The Doctor

I am a lawyer.

Never did I have a desire to study medicine, and the more I liaise with doctors the more I realise why.

The doctor with whom I have the greatest rapport is Dr. Ford. They’re not the one who told me what’s going to happen over the next few months or years. This one is my oncologist. One of the ones that was ‘referred’ to me after I was somewhat aware of what was going on.

Dr. Ford was happy to be blunt. Any questions I or my wife had for them was always answered honestly and without compassion. I appreciated it, even if my wife was confronted by the medical brutality. We needed to hear such things, anyhow, so in the end she came to accept why I returned to this doctor above the others. That, and they are the most knowledgeable in my particular case of cancer.
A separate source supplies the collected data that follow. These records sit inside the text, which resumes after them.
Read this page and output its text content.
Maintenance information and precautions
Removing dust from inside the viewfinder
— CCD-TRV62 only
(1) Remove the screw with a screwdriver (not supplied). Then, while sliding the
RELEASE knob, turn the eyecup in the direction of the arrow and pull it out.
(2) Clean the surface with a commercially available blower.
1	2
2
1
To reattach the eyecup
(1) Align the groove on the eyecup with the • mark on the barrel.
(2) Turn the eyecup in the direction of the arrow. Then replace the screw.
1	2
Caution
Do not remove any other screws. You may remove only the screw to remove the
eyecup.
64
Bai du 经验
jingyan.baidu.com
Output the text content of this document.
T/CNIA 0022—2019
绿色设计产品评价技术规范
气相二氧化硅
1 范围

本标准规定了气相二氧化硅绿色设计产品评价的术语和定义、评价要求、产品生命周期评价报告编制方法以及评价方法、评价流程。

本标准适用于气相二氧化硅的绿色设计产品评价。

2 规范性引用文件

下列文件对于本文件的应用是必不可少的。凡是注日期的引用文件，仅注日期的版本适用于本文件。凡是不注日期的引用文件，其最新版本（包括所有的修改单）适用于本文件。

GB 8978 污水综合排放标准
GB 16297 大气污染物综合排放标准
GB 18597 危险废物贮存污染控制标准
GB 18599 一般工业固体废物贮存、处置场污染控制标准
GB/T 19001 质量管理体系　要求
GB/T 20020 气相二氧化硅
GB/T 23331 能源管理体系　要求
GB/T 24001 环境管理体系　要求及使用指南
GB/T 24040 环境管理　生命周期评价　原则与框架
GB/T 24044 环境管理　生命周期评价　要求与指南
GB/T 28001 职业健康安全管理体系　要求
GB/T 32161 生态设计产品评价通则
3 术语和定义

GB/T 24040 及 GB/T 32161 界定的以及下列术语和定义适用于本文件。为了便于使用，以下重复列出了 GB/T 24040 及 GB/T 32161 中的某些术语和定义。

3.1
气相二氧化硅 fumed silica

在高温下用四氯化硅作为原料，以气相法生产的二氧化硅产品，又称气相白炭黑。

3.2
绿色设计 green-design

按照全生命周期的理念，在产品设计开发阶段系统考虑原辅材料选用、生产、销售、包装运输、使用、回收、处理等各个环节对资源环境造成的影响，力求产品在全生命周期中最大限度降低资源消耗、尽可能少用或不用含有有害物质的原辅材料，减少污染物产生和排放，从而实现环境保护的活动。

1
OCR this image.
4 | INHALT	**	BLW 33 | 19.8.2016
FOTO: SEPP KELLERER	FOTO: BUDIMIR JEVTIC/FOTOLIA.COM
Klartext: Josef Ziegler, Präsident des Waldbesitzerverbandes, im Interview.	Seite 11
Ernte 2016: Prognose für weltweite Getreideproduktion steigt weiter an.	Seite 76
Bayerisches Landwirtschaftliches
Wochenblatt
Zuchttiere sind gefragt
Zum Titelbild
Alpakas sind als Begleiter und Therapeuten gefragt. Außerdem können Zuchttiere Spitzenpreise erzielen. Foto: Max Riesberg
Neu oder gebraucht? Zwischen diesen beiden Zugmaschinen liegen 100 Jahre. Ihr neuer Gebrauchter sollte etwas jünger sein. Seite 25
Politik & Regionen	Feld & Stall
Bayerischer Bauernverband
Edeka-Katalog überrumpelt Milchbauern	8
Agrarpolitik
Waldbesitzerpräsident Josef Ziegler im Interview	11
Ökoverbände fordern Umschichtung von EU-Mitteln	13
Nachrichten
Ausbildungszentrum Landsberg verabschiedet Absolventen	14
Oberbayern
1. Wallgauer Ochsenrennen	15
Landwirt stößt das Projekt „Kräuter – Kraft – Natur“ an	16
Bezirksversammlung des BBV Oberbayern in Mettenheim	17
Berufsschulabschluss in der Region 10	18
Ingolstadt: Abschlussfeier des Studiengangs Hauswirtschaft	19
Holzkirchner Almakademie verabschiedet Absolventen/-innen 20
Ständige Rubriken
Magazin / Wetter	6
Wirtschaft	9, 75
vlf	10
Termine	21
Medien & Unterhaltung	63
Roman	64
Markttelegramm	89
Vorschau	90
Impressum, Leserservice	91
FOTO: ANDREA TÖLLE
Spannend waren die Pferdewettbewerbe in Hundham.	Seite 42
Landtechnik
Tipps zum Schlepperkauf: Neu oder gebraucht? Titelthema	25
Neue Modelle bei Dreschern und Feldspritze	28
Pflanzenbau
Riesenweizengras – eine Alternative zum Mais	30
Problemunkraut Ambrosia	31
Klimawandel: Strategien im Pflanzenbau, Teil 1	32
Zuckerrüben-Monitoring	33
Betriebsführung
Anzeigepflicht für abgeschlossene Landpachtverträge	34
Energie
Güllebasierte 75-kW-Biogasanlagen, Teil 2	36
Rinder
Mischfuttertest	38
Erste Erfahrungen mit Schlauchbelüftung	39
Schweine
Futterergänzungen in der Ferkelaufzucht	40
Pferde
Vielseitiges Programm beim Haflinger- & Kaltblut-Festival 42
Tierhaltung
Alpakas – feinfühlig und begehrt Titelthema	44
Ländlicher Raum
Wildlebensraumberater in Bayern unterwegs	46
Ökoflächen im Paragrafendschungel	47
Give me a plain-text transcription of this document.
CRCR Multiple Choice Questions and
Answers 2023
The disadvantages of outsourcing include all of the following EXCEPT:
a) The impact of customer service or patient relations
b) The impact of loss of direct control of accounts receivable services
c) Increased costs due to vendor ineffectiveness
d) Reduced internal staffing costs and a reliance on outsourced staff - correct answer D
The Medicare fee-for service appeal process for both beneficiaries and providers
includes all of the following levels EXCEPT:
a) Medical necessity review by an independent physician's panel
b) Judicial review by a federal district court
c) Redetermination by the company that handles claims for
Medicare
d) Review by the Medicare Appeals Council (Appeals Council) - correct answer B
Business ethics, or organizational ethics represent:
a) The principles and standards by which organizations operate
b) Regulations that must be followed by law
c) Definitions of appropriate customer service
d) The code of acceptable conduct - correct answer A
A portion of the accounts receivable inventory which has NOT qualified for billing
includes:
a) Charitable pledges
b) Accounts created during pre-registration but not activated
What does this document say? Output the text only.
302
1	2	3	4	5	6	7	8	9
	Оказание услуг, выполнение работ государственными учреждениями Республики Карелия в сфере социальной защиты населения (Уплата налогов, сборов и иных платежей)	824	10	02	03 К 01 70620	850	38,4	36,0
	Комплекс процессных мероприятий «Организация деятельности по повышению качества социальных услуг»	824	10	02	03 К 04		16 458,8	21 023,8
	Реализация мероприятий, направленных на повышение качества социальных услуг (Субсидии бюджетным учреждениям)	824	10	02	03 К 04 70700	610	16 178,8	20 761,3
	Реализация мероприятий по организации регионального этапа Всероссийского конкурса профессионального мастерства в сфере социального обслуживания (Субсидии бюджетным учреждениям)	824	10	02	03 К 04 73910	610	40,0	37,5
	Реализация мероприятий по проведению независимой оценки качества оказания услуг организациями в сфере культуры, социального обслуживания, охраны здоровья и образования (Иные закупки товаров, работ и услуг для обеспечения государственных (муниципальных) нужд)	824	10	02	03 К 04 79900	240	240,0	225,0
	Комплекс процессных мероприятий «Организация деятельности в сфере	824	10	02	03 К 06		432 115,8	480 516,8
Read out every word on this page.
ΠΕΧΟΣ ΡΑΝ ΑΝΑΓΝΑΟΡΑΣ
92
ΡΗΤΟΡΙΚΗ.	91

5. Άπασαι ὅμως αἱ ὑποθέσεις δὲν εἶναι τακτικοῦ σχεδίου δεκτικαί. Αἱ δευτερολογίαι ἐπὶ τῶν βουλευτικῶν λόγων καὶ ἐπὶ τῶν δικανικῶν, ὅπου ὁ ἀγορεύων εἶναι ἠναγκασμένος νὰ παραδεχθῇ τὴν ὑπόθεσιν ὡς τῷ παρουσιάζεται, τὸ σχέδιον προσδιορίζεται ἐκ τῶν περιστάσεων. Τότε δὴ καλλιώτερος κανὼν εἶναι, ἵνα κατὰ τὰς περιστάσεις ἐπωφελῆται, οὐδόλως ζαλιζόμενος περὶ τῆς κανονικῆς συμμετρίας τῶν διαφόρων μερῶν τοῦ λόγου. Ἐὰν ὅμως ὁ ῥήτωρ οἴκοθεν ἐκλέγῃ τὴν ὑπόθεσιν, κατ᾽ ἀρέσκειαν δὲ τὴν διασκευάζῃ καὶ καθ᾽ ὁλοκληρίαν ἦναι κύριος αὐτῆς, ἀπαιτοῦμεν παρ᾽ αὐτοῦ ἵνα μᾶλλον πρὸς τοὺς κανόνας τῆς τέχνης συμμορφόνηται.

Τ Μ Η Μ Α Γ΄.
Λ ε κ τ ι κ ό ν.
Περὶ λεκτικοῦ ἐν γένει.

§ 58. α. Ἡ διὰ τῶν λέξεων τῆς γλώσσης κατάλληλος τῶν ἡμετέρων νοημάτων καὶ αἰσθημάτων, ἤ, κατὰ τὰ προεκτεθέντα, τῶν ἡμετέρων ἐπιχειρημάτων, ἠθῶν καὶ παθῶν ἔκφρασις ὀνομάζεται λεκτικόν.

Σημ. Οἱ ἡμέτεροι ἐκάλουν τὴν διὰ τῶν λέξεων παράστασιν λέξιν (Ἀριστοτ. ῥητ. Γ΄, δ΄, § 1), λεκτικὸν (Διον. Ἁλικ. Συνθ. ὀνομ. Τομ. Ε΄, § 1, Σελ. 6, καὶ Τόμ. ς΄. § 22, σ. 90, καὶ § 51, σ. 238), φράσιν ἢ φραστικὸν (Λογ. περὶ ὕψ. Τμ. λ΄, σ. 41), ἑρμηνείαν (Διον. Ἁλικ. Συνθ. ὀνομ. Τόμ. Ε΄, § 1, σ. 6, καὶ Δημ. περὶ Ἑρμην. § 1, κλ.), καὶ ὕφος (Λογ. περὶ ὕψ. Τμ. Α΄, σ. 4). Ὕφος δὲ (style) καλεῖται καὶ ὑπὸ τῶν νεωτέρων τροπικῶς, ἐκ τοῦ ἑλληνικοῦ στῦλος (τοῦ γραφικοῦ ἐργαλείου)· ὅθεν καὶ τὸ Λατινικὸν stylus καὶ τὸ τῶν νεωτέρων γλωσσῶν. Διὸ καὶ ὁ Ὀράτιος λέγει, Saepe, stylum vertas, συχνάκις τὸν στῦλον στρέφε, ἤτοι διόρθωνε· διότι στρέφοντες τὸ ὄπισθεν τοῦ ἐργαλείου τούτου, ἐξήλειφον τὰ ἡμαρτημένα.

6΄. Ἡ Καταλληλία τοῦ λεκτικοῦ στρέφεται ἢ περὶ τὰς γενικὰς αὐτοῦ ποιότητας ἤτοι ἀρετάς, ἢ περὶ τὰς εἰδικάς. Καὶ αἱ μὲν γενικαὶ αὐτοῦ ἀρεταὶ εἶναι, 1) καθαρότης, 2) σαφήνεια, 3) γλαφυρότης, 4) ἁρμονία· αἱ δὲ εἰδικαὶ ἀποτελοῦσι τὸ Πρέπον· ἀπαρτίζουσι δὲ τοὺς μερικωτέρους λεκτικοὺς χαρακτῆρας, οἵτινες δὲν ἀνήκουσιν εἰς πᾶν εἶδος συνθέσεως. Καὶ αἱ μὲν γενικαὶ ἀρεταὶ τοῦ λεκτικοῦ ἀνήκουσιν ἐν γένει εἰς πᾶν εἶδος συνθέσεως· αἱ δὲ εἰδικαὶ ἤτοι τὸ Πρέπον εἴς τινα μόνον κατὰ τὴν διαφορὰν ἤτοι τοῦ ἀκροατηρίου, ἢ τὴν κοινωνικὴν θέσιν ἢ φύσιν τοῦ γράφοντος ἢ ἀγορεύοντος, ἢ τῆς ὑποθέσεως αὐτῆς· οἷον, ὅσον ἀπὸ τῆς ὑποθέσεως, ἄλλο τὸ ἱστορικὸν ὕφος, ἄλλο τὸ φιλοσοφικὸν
I’d always thought proper, hospital doctors wore white lab coats and carried clip boards. Dr. Ford was always in neat-casual, often jeans and a shirt. They would often wear nicer, drearier colours whenever they had bad news to give. I wondered if they worried that brighter clothes would imply happiness, that they were excited by the prospect of telling me that this-or-that didn’t work and that I had this-or-that time less than I thought I did. Inconclusive was a common word to hear when they walked into the office wearing a grey or black shirt. Worse still was when the lab coat eventually did show up, but that’s another story.

The markings of a good doctor appeared to be how personable they are. By that criterium, Dr. Ford is quite pitiful. That’s what makes them so wondrous; they give me the shit that I wanted from all the other bastards. I always leave their room feeling like this situation is both out of my control and entirely my fault, and while it always pains Mary it fills me with a ferocious desire to fix it, or to end it now.

And some how, those great feelings of depression or determination or responsibility or anger are what keeps me going, even if it’s as a well of emotion that is threatening to explode every second. It’s better than being a well of nothing, so I’m always happy to visit Dr. Ford. Apprehensive, too, I guess. But happy.